Time to Check If Your U.S. Entity Was Stricken
- Elizabeth A. McMorrow
- Mar 18
- 3 min read
Many companies with operations outside of the U.S. have a U.S. limited liability company (LLC) or U.S. corporation as part of their corporate structure. For example, if U.S. venture capitalists (VCs) are involved in funding a start-up, a “Cayman Sandwich” might be recommended by the shared tax advisor. From the founder’s perspective, the U.S. entity is another box to check on the path to obtaining funds to launch her company. However, there is housekeeping associated with this entity that must not be ignored.
Registration Agent
The founder’s U.S. tax accountant will prepare any necessary state and federal tax returns. It is not normally the tax accountant’s role to monitor the status of the U.S. entity. Frequently, the lawyer who drafts the documents to form the U.S. entity on the founder’s behalf will engage the services of a professional Registration Agent to file the documents drafted to form the U.S. entity. The Registration Agent will also likely be listed in the state filing as the person to accept legal documents in the future (e.g., someone who files a lawsuit against the U.S. entity will serve court papers on the Registration Agent who will in turn send the documents to the founder).
In the U.S. an entity registered with a state’s Secretary of State must list an address to receive service of process. If the founder does not have any operations or employees in the U.S., using a Registered Agent can be a convenient solution. The first invoice for the Registered Agent’s services might be included in the lawyer’s invoice. This may result in the founder not realizing the Registered Agent must be paid an annual fee to continue providing the service of being the Registered Agent listed on the U.S. entity’s state registration.
If the Registered Agent’s annual invoice is not paid, the Registered Agent will remove its company name from the U.S. entity’s state registration. The U.S. entity is no longer in good standing because it has failed to follow local law. Either immediately or after a designated period of time, the U.S. entity will be stricken by the Secretary of State.
Revival
To revive the U.S. entity, it is necessary to follow the rules on the Secretary of State’s website. The best first step is to contact your former Registration Agent, pay the overdue fees, and request their assistance in reviving the entity.

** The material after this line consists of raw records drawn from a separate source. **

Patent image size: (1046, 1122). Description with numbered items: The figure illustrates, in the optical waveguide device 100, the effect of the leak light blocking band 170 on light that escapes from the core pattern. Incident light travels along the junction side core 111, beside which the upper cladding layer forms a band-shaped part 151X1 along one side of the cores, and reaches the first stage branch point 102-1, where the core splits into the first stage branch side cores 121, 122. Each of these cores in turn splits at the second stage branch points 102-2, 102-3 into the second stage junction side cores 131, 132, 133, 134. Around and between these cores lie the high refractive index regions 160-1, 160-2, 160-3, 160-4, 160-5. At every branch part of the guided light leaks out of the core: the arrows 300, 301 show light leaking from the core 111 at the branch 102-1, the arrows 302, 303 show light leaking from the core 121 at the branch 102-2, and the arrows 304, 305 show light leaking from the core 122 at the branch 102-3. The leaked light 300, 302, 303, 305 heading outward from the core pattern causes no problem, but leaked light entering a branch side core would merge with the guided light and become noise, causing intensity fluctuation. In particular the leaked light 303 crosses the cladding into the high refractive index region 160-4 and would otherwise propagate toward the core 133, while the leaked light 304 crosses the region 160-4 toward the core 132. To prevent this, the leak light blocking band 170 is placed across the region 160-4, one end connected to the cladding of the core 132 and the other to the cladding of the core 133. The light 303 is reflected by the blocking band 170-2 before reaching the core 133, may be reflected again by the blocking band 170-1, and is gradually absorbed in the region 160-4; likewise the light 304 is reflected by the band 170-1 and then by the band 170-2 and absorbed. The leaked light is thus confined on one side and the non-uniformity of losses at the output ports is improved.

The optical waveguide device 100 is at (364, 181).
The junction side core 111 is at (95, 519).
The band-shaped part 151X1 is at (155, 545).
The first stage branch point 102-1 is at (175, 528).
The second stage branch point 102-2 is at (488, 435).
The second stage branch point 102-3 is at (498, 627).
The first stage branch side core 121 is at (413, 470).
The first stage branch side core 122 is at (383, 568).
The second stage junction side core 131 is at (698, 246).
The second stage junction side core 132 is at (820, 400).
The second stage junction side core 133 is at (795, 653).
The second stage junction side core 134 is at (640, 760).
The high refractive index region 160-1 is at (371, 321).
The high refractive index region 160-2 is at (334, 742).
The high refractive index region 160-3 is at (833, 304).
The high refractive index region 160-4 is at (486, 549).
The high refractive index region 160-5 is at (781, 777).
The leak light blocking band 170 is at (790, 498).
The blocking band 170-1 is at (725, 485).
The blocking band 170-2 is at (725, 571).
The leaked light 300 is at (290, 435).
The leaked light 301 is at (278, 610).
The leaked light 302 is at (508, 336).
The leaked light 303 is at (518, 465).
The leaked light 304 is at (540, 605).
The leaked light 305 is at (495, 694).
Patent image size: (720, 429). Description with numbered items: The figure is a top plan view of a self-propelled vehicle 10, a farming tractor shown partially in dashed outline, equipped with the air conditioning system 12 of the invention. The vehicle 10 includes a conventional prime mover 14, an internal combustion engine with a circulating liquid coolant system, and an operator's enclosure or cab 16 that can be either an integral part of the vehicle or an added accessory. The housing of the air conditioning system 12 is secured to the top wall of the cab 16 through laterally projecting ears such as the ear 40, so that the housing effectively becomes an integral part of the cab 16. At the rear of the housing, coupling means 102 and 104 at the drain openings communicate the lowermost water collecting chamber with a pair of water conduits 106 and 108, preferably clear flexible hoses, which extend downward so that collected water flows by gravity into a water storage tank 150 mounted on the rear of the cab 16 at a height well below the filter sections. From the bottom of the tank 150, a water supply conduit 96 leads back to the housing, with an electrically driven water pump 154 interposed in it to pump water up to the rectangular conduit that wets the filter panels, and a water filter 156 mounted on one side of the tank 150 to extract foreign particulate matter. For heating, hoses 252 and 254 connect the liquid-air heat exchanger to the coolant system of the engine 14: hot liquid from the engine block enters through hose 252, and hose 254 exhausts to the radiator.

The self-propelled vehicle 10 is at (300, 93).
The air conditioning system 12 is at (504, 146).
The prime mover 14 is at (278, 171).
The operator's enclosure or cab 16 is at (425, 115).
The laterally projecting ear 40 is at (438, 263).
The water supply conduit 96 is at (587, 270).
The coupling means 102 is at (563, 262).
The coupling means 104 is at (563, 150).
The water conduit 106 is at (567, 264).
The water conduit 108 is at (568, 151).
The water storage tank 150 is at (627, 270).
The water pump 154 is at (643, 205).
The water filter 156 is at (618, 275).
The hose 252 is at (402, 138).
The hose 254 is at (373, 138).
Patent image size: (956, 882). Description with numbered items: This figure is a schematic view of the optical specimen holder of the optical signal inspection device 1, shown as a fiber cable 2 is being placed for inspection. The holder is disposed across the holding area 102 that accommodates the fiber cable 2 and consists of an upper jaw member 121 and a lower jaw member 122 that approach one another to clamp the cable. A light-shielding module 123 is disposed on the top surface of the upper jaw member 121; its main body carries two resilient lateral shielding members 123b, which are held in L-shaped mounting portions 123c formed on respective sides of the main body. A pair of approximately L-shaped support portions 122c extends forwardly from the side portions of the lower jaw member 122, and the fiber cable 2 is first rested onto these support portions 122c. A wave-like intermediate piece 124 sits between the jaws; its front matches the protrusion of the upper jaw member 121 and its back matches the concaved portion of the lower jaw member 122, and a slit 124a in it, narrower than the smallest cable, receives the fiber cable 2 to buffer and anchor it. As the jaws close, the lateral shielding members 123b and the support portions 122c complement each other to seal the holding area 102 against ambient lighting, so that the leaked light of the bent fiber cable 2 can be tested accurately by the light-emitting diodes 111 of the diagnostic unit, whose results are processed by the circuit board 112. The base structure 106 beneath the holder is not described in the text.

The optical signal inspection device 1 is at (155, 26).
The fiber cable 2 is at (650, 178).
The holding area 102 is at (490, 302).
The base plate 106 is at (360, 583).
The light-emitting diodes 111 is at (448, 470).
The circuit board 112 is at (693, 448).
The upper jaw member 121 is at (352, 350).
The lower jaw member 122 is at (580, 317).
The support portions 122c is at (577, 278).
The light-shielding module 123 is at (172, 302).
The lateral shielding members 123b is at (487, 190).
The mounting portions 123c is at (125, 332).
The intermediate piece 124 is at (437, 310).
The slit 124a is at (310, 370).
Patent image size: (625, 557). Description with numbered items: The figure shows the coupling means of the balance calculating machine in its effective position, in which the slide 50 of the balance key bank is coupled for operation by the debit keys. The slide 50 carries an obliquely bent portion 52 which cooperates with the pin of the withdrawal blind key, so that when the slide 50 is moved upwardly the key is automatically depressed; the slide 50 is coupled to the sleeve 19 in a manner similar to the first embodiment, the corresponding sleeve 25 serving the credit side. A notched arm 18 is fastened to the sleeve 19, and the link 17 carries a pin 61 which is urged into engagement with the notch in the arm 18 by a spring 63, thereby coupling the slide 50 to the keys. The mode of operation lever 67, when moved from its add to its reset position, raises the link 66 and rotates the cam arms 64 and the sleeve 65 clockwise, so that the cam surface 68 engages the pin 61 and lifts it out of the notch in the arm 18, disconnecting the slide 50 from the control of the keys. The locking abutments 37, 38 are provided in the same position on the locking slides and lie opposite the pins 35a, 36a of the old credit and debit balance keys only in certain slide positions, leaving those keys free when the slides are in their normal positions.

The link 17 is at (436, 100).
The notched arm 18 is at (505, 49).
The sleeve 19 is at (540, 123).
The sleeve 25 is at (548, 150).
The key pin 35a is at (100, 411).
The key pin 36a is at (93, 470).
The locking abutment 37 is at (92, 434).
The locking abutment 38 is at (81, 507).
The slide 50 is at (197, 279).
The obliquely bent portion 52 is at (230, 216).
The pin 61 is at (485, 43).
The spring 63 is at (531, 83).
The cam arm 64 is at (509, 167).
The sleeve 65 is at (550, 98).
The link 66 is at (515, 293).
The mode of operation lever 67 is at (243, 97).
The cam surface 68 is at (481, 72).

It is also possible to contact a different Registration Agent in the state where your entity was formed. Registration Agent’s will be able to provide you fees for each required task.
You can also go directly to the Secretary of State’s website to see how much the Secretary of State charges if you deal with their office directly. However, you can only achieve the end game of revival if you have an acceptable address for your registration.
Next Steps
You should do two things this week which do not cost you any fees:
Go to the Secretary of State website for your registration state and find the name search page. Even if you have an LLC rather than a corporation, you will go to “Division of Corporations”. Search your U.S. entity’s name. Every state will provide at least minimal information that shows whether your U.S. entity is still in existence and who the agent is. Make this registration check part of your annual tax preparation. Delaware is a popular state for entity formation. This link will take you to the name search page.
Determine who the internal contact point is for your Registered Agent. If this person has left your company, contact the Registered Agent to ensure they have an updated email address. This is important to ensure your Registered Agent invoice is promptly paid and that the Registered Agent can send time sensitive legal documents to your company.